The computer room of the Sudanese Communist Party's Al Midan newspaper is a veritable hive of activity for a paper out of circulation for more than a month. On June 6, security agents demanded the right to censor Al Midan's work before they sent it to the printing press. Al Midan's editor refused, citing the freedom of expression guarantees in Sudan's internationally sponsored Interim Constitution.

But with security agents stationed at the printing press, he could not get his paper published. Since then, Al Midan journalists have continued to come up with a paper three times a week. Each time, they send it to the printing press, and each time it gets sent back. But they are finding other ways to get their message out.

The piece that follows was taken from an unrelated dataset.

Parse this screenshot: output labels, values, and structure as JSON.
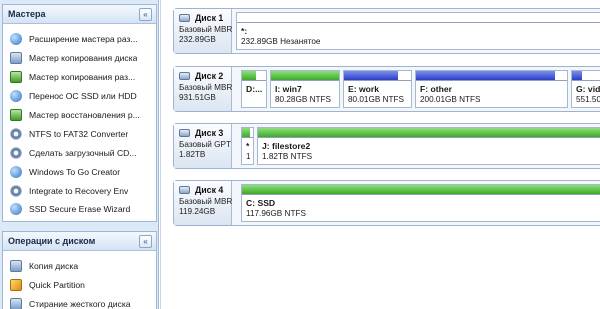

Using a dusty old printer, the Al Midan staff produce 15 black-and-white copies, which they staple together and distribute to civil society groups in the area. And they are also managing to publish on the web.

Website blocked

While the government sometimes blocks their website, journalist Mohammad Al Fadi says that the government's web censorship is "not very sophisticated."

There is a bigger constraint looming, however. With no actual paper to sell, there is no money for staff salaries.

The latest wave of censorship also targets newspapers that are not affiliated to a political party.

"It's really very serious. We don't know when they will close us down," says Alfred Taban, editor of the Khartoum Monitor, which was also placed under pre-publication censorship this month.

With 50 staff to pay, Taban has not accepted the effective ban that would result if he refused the censors. So each night, at about 8pm, security agents come to the Khartoum Monitor office, demanding to see the next day's copy and removing whatever they don't like.

Mostly the journalists scramble to replace the prohibited articles with less sensitive material or with photographs.

Some nights, the need for a small act of defiance wins out, and the journalists leave half a page empty, "to show our readers we are under censorship," Taban says.

Before the elections, journalists say that the government's main "red lines" were the publication of articles on the International Criminal Court's case against the Sudanese president, and on the conflict in Darfur. Now though, the government has a bigger concern — the unity of the Sudanese state.

In January next year, the people of southern Sudan will have a referendum on whether they want to become an independent nation. The right to self-determination was granted to southerners in a 2005 Comprehensive Peace Agreement between the NCP and the main southern political party, the SPLM. In theory, both parties were supposed to spend the six years until the referendum making unity an attractive option.

Country divided

In practice, neither have done so, and there is a widespread belief that next year's vote will see Sudan split in two.

Mariam Sadiq Al Mahdi, spokesperson for the opposition Umma Party, says the NCP cannot afford secession for two reasons. The first is the ensuing loss of resource-rich southern land.

"The government budget is more than 60 per cent dependent on oil, mainly from the south," she says.

Second would be the historical stigma on Al Bashir's government

"They took over a unified country and then it was divided under their rule," she adds.

At the eleventh hour, the NCP is trying desperately shift course — less by actually making unity attractive to southerners, and more by repressing anyone who speaks of secession.

Unity needed

Ministry of Information advisor Rabe'ei Abdul Atti says that it was journalists who forced the government to resume pre-publication censorship, by writing articles in favor of secession. With just six months until the referendum, what matters now is unity.